Na maioria dos países, os pareceres dessas comissões são conclusivos somente no que se refere à segurança. Quando uma comissão de segurança atesta que um produto ou procedimento é seguro, isso não implica que ele deva ser liberado ou utilizado. Existem produtos considerados seguros que não são liberados por razões éticas, morais, políticas, estratégicas ou até econômicas. Esses aspectos, por não serem exclusivamente técnicos, normalmente ficam fora do escopo de atuação das comissões técnicas de segurança e são decididos nas esferas políticas.
No processo decisório é extremamente importante separar a avaliação de risco de um dado produto da decisão política e estratégica da adoção desse produto. Quando essas duas instâncias são separadas, a avaliação do risco é de melhor qualidade, pois é regida estritamente por critérios técnicos. Vejamos o caso da soja geneticamente modificada. A CTNBio considerou-a segura. Cabe ao Ministério da Agricultura e ao governo federal decidir se é estrategicamente interessante liberar o plantio dela em território nacional ou não.
Outra característica importante na operação das comissões técnicas é a exigência de que elas se envolvam na regulamentação das atividades tecnológicas e científicas desde o início do desenvolvimento dos produtos.
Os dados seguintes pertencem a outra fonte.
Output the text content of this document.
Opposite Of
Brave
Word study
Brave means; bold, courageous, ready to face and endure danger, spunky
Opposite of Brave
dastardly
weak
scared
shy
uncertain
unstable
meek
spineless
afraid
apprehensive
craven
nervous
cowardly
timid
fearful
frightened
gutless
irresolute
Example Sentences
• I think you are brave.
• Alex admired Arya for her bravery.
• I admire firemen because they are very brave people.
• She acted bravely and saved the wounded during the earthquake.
Isso permite que suas decisões sejam mais confiáveis.
Ao retirar dos cientistas a maioria dos assentos na CTNBio, o novo projeto de lei desfigura totalmente a comissão, tirando seu caráter técnico, transformando-a em um órgão político. Acredito que a presença de representantes dos diversos setores da sociedade é bem-vinda e necessária para o bom funcionamento de uma comissão técnica como é a CTNBio. Os representantes de ministérios e da sociedade civil trazem para o âmbito da comissão as preocupações dos diversos órgãos do Poder Executivo e da sociedade. Entretanto acredito ser discutível se deveriam ter direito a voto, pois, se o tiverem, passarão a ser legalmente responsáveis pelos pareceres técnicos da comissão.
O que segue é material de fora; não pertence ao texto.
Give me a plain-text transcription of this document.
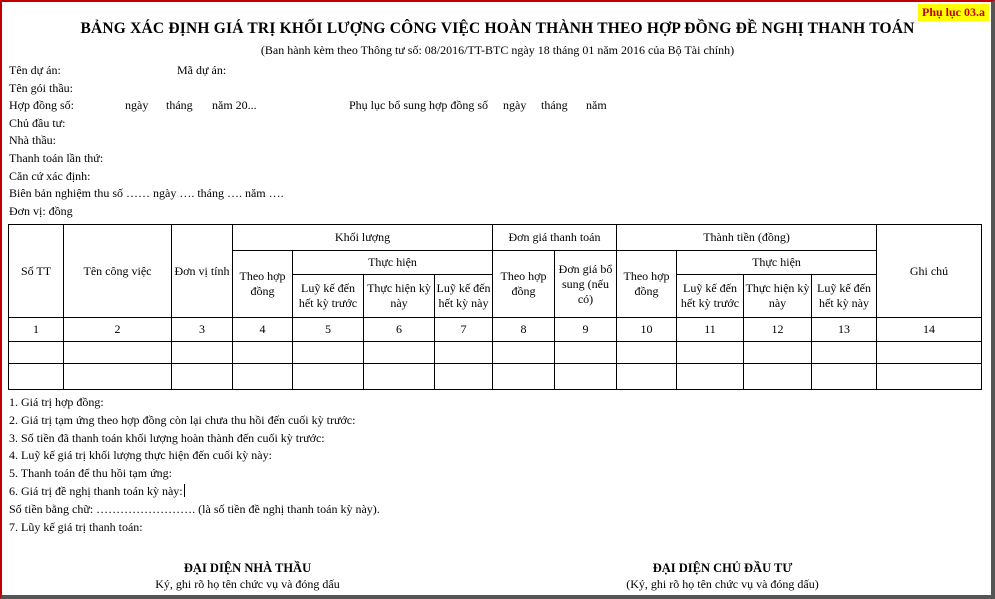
Phụ lục 03.a
BẢNG XÁC ĐỊNH GIÁ TRỊ KHỐI LƯỢNG CÔNG VIỆC HOÀN THÀNH THEO HỢP ĐỒNG ĐỀ NGHỊ THANH TOÁN
(Ban hành kèm theo Thông tư số: 08/2016/TT-BTC ngày 18 tháng 01 năm 2016 của Bộ Tài chính)
Tên dự án:	Mã dự án:
Tên gói thầu:
Hợp đồng số:	ngày tháng năm 20...	Phụ lục bổ sung hợp đồng số ngày tháng năm
Chủ đầu tư:
Nhà thầu:
Thanh toán lần thứ:
Căn cứ xác định:
Biên bản nghiệm thu số …… ngày …. tháng …. năm ….
Đơn vị: đồng
Số TT	Tên công việc	Đơn vị tính	Khối lượng				Đơn giá thanh toán		Thành tiền (đồng)				Ghi chú
			Theo hợp đồng	Thực hiện			Theo hợp đồng	Đơn giá bổ sung (nếu có)	Theo hợp đồng	Thực hiện			
				Luỹ kế đến hết kỳ trước	Thực hiện kỳ này	Luỹ kế đến hết kỳ này				Luỹ kế đến hết kỳ trước	Thực hiện kỳ này	Luỹ kế đến hết kỳ này	
1	2	3	4	5	6	7	8	9	10	11	12	13	14

1. Giá trị hợp đồng:
2. Giá trị tạm ứng theo hợp đồng còn lại chưa thu hồi đến cuối kỳ trước:
3. Số tiền đã thanh toán khối lượng hoàn thành đến cuối kỳ trước:
4. Luỹ kế giá trị khối lượng thực hiện đến cuối kỳ này:
5. Thanh toán để thu hồi tạm ứng:
6. Giá trị đề nghị thanh toán kỳ này:
Số tiền bằng chữ: ……………………. (là số tiền đề nghị thanh toán kỳ này).
7. Lũy kế giá trị thanh toán:
ĐẠI DIỆN NHÀ THẦU
Ký, ghi rõ họ tên chức vụ và đóng dấu
ĐẠI DIỆN CHỦ ĐẦU TƯ
(Ký, ghi rõ họ tên chức vụ và đóng dấu)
Finalmente, o projeto de lei destrói totalmente a confiabilidade do sistema de segurança ao retirar o caráter conclusivo dos pareceres da CTNBio. Se implantado, esse novo mecanismo vai diluir entre vários órgãos e ministérios a responsabilidade pelas certificações de segurança. Nunca saberemos quem tomou ou como foi tomada uma decisão de liberação ou não de um produto. Isso torna impossível garantir a qualidade das decisões ou determinar a responsabilidade por eventuais erros. Esse é um risco grande demais para a sociedade.


Fernando Reinach, 47, doutor em biologia molecular, é professor titular do Instituto de Química da USP e diretor-executivo da Votorantim Ventures. Foi presidente da CTNBio em 1999.